Queste emozioni, legate alla fuga, le ho provate nell’agosto del 1975.
Ero su un rimorchiatore – imbarcazione che serve a trainare una grande nave dal porto verso il mare aperto – attraccato alla darsena, al porto di Ancona.
Avevo 18 anni. Ero da solo in vacanza e, sceso a farmi due passi al porto, mi ero avvicinato alle barche e a un transatlantico lì ormeggiato.
Capelli lunghi, come li portavo allora. Niente occhiali, dato che avevo le lenti a contatto. Un paio di pantaloni leggeri e una maglietta con le maniche corte. Ero vestito così, mentre una piacevole brezza marina rendeva la sera deliziosa.
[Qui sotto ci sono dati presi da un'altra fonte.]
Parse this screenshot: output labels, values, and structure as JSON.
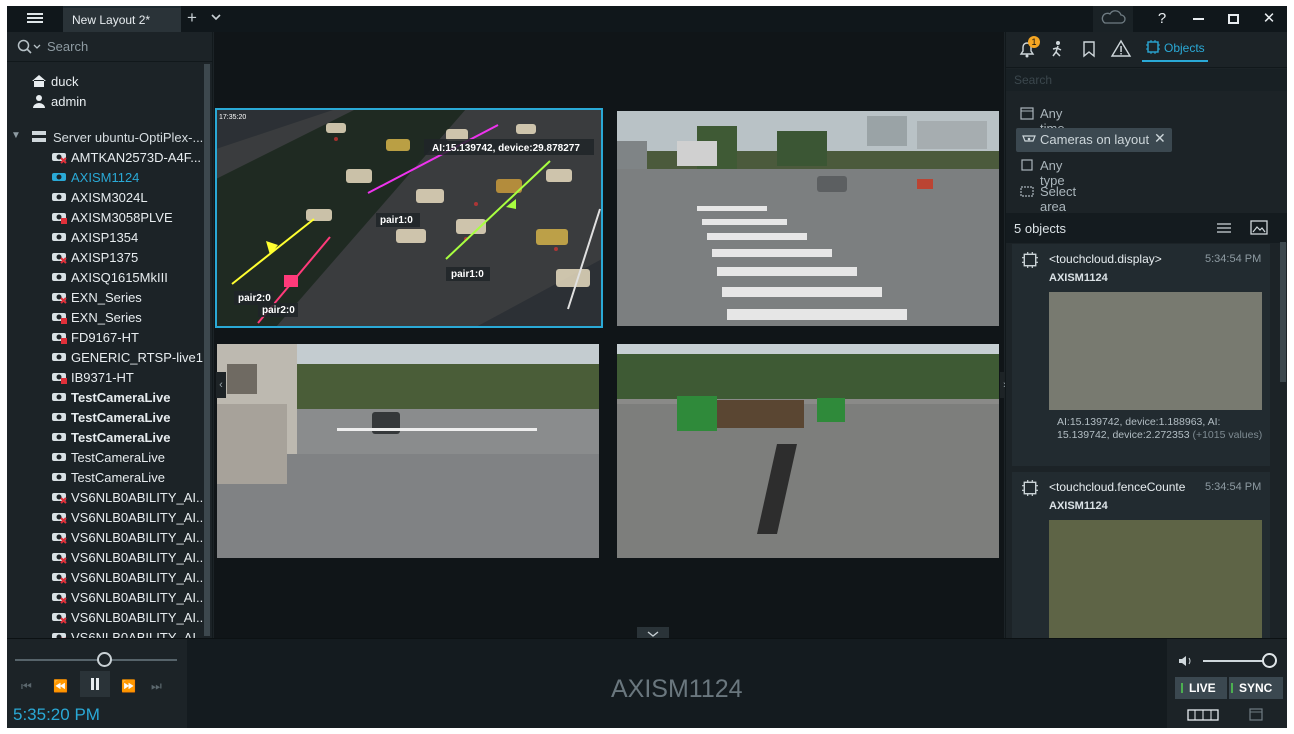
{
  "titlebar": {
    "tab_label": "New Layout 2*",
    "add_tab": "+",
    "tabs_menu": "⌄",
    "help": "?",
    "minimize": "—",
    "maximize": "☐",
    "close": "✕"
  },
  "search": {
    "placeholder": "Search"
  },
  "tree": {
    "users": [
      "duck",
      "admin"
    ],
    "server": "Server ubuntu-OptiPlex-...",
    "cameras": [
      {
        "name": "AMTKAN2573D-A4F...",
        "status": "offline"
      },
      {
        "name": "AXISM1124",
        "status": "selected"
      },
      {
        "name": "AXISM3024L",
        "status": "online"
      },
      {
        "name": "AXISM3058PLVE",
        "status": "locked"
      },
      {
        "name": "AXISP1354",
        "status": "online"
      },
      {
        "name": "AXISP1375",
        "status": "offline"
      },
      {
        "name": "AXISQ1615MkIII",
        "status": "online"
      },
      {
        "name": "EXN_Series",
        "status": "offline"
      },
      {
        "name": "EXN_Series",
        "status": "locked"
      },
      {
        "name": "FD9167-HT",
        "status": "locked"
      },
      {
        "name": "GENERIC_RTSP-live1...",
        "status": "online"
      },
      {
        "name": "IB9371-HT",
        "status": "locked"
      },
      {
        "name": "TestCameraLive",
        "status": "live"
      },
      {
        "name": "TestCameraLive",
        "status": "live"
      },
      {
        "name": "TestCameraLive",
        "status": "live"
      },
      {
        "name": "TestCameraLive",
        "status": "online"
      },
      {
        "name": "TestCameraLive",
        "status": "online"
      },
      {
        "name": "VS6NLB0ABILITY_AI...",
        "status": "offline"
      },
      {
        "name": "VS6NLB0ABILITY_AI...",
        "status": "offline"
      },
      {
        "name": "VS6NLB0ABILITY_AI...",
        "status": "offline"
      },
      {
        "name": "VS6NLB0ABILITY_AI...",
        "status": "offline"
      },
      {
        "name": "VS6NLB0ABILITY_AI...",
        "status": "offline"
      },
      {
        "name": "VS6NLB0ABILITY_AI...",
        "status": "offline"
      },
      {
        "name": "VS6NLB0ABILITY_AI...",
        "status": "offline"
      },
      {
        "name": "VS6NLB0ABILITY_AI...",
        "status": "offline"
      }
    ]
  },
  "overlay": {
    "timestamp": "17:35:20",
    "info": "AI:15.139742, device:29.878277",
    "labels": [
      "pair1:0",
      "pair1:0",
      "pair2:0",
      "pair2:0"
    ]
  },
  "right": {
    "notification_count": "1",
    "objects_tab": "Objects",
    "search_placeholder": "Search",
    "filters": [
      "Any time",
      "Cameras on layout",
      "Any type",
      "Select area"
    ],
    "count_label": "5 objects",
    "cards": [
      {
        "title": "<touchcloud.display>",
        "time": "5:34:54 PM",
        "camera": "AXISM1124",
        "desc": "AI:15.139742, device:1.188963, AI: 15.139742, device:2.272353",
        "more": "(+1015 values)"
      },
      {
        "title": "<touchcloud.fenceCounte",
        "time": "5:34:54 PM",
        "camera": "AXISM1124"
      }
    ]
  },
  "bottom": {
    "camera_name": "AXISM1124",
    "time": "5:35:20 PM",
    "live_label": "LIVE",
    "sync_label": "SYNC",
    "volume": 0.9,
    "seek": 0.55
  },
  "colors": {
    "accent": "#2aa9d6",
    "offline": "#e0303a",
    "panel": "#1c2327"
  }
}
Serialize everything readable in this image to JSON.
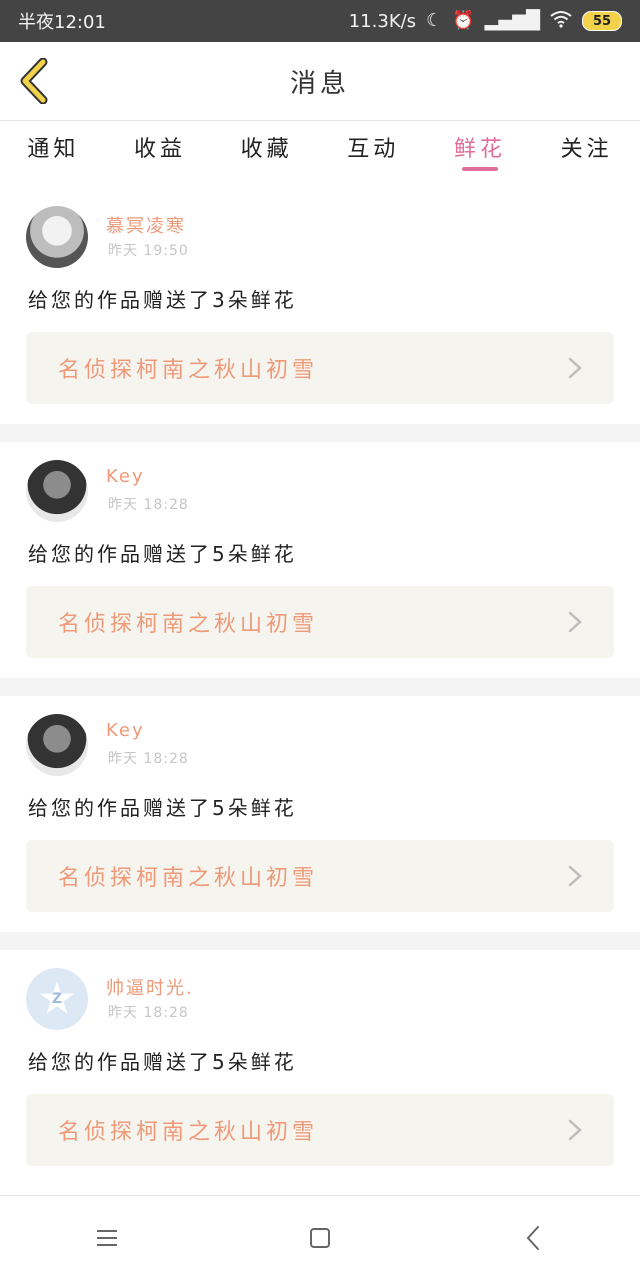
{
  "status_bar": {
    "time": "半夜12:01",
    "network_speed": "11.3K/s",
    "battery": "55"
  },
  "header": {
    "title": "消息"
  },
  "tabs": [
    {
      "label": "通知",
      "active": false
    },
    {
      "label": "收益",
      "active": false
    },
    {
      "label": "收藏",
      "active": false
    },
    {
      "label": "互动",
      "active": false
    },
    {
      "label": "鲜花",
      "active": true
    },
    {
      "label": "关注",
      "active": false
    }
  ],
  "messages": [
    {
      "username": "慕冥凌寒",
      "time": "昨天 19:50",
      "text": "给您的作品赠送了3朵鲜花",
      "work": "名侦探柯南之秋山初雪"
    },
    {
      "username": "Key",
      "time": "昨天 18:28",
      "text": "给您的作品赠送了5朵鲜花",
      "work": "名侦探柯南之秋山初雪"
    },
    {
      "username": "Key",
      "time": "昨天 18:28",
      "text": "给您的作品赠送了5朵鲜花",
      "work": "名侦探柯南之秋山初雪"
    },
    {
      "username": "帅逼时光.",
      "time": "昨天 18:28",
      "text": "给您的作品赠送了5朵鲜花",
      "work": "名侦探柯南之秋山初雪"
    }
  ],
  "colors": {
    "accent_pink": "#e06e9a",
    "username_orange": "#ee9a78",
    "back_arrow": "#f2d24a"
  }
}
Il centro di Ancona era un luogo inabitato. Una specie di non-luogo, senza persone. Molti si erano trasferiti, dopo il terremoto, in periferia. Chi era rimasto stava in vacanza in quella prima quindicina d’agosto.
Da alcuni giorni ero ad Ancona, alla Pensione Vittoria. Ero venuto a trovare una mia amica, Daniela, conosciuta via lettera. Allora si usava fare amicizia per corrispondenza.
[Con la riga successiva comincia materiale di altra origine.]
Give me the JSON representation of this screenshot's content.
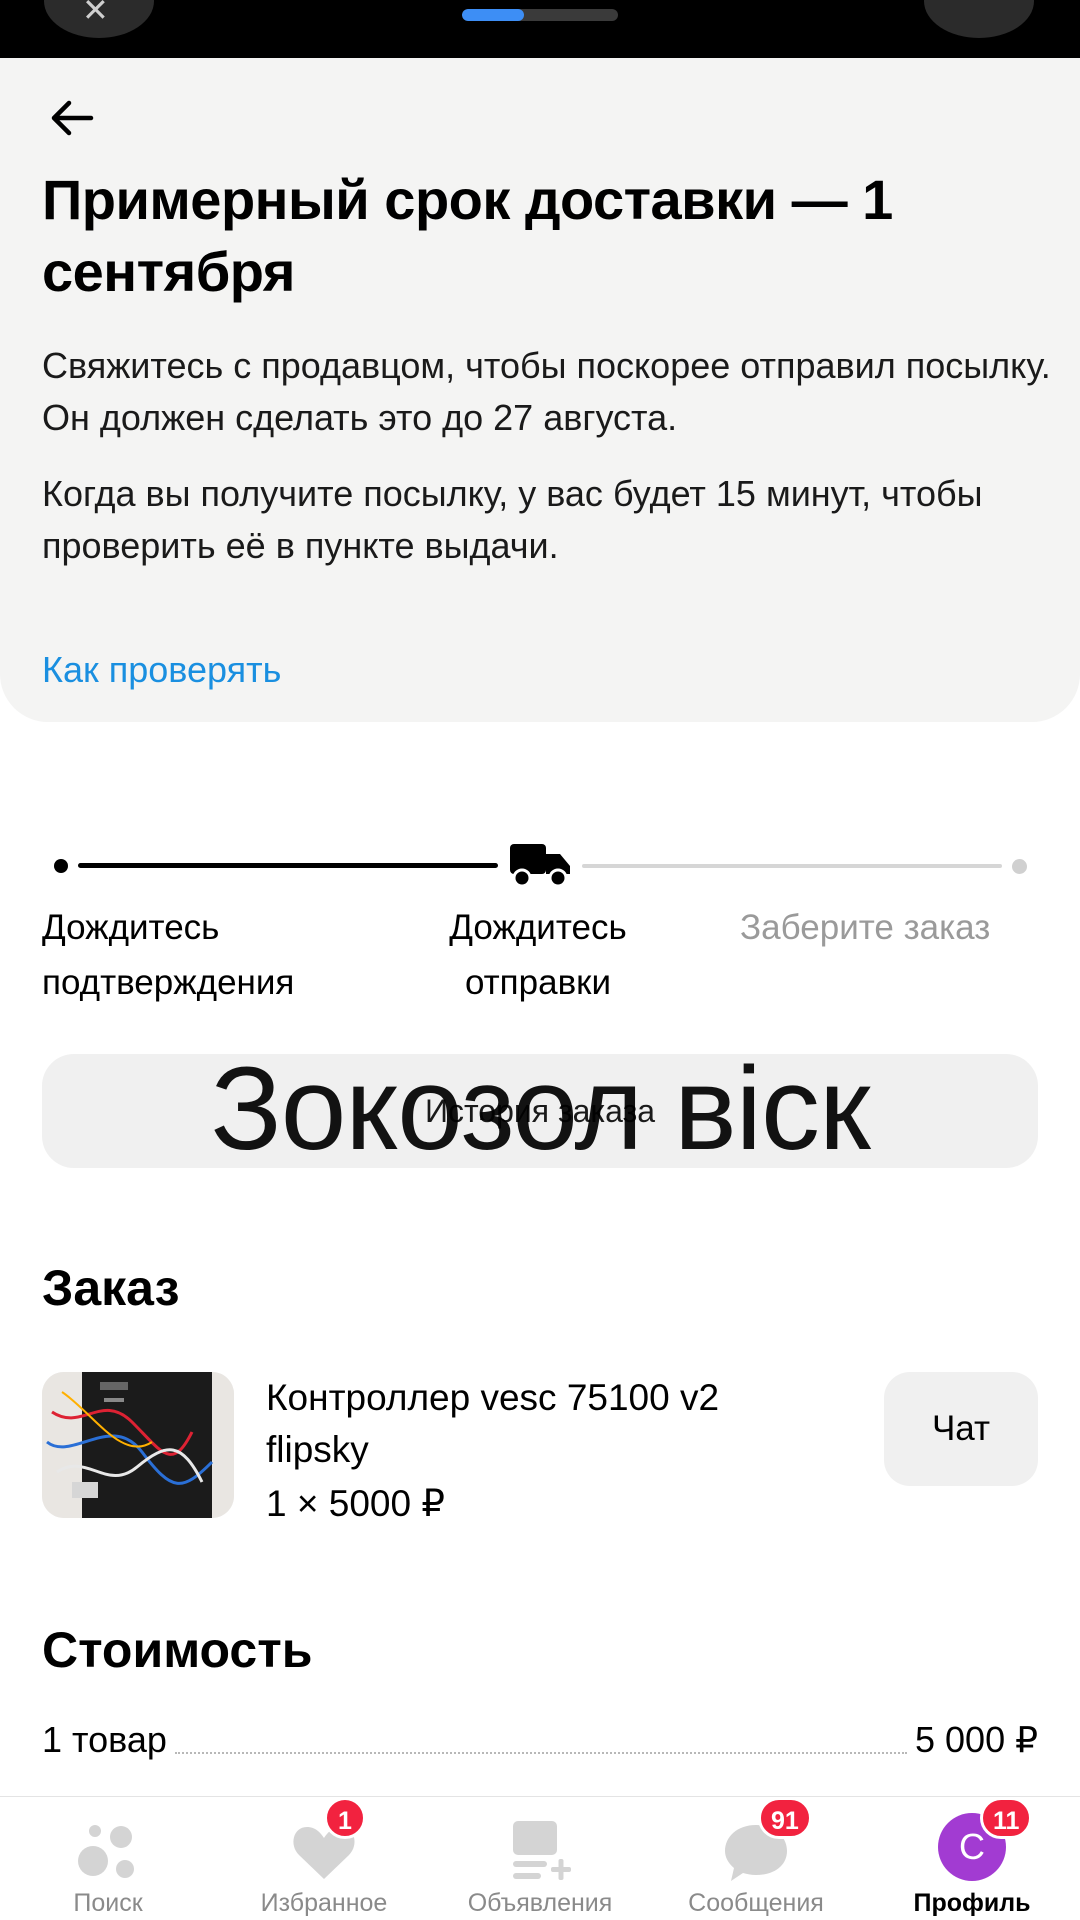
{
  "status_bar": {
    "loading_progress": 0.4,
    "progress_color": "#3d8ef5"
  },
  "header": {
    "back_icon": "arrow-left-icon",
    "title": "Примерный срок доставки — 1 сентября",
    "paragraph1": "Свяжитесь с продавцом, чтобы поскорее отправил посылку. Он должен сделать это до 27 августа.",
    "paragraph2": "Когда вы получите посылку, у вас будет 15 минут, чтобы проверить её в пункте выдачи.",
    "link": "Как проверять",
    "link_color": "#1a8fe0"
  },
  "stepper": {
    "steps": [
      {
        "label": "Дождитесь подтверждения",
        "state": "done"
      },
      {
        "label": "Дождитесь отправки",
        "state": "current",
        "icon": "truck-icon"
      },
      {
        "label": "Заберите заказ",
        "state": "pending"
      }
    ]
  },
  "history_button": {
    "label": "История заказа"
  },
  "overlay_caption": "Зокозол віск",
  "order": {
    "title": "Заказ",
    "product_name": "Контроллер vesc 75100 v2 flipsky",
    "product_price": "1 × 5000 ₽",
    "chat_label": "Чат"
  },
  "cost": {
    "title": "Стоимость",
    "row_label": "1 товар",
    "row_value": "5 000 ₽"
  },
  "tabbar": {
    "tabs": [
      {
        "label": "Поиск",
        "icon": "search-bubbles-icon"
      },
      {
        "label": "Избранное",
        "icon": "heart-icon",
        "badge": "1"
      },
      {
        "label": "Объявления",
        "icon": "listings-add-icon"
      },
      {
        "label": "Сообщения",
        "icon": "chat-bubble-icon",
        "badge": "91"
      },
      {
        "label": "Профиль",
        "icon": "avatar-icon",
        "badge": "11",
        "avatar_letter": "С",
        "active": true
      }
    ]
  },
  "colors": {
    "accent_blue": "#1a8fe0",
    "badge_red": "#f2223f",
    "avatar_purple": "#a23bd2"
  }
}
Non che cercassi la morosa, via lettera. No proprio.
Mi piaceva, allora come oggi, dialogare con le donne, per cercare di capirle, per avere una visione diversa dalla mia, per arricchirmi come persona.
Era sera inoltrata. Da una mezzora ero sul rimorchiatore a chiacchierare con il comandante dell’imbarcazione, quando gli chiesi che ora fosse.
Con la scusa di dover rientrare a casa della mia amica – bugia colossale – salutai in fretta e guadagnai la riva.
I cinque metri dal centro del rimorchiatore all’asfalto della darsena sono stati i metri più lunghi della mia vita.
Con la scusa di parlare di donne mezze nude, che vedeva sul transatlantico, il capitano del rimorchiatore ci aveva provato.
Non è bello quando qualcuno ci prova. E ti senti molto vicino a una gabbia. Posso immaginare cosa provi una donna molestata, aggredita, violentata.
Credo che ciascun maschio dovrebbe provare – solo per qualche minuto – quella sensazione di prigionia e di violenza imminente.
La paura nel Porto di Ancona
“Che ore sono?”, avevo chiesto.
“Le 22.10”, mi rispose il comandante del rimorchiatore.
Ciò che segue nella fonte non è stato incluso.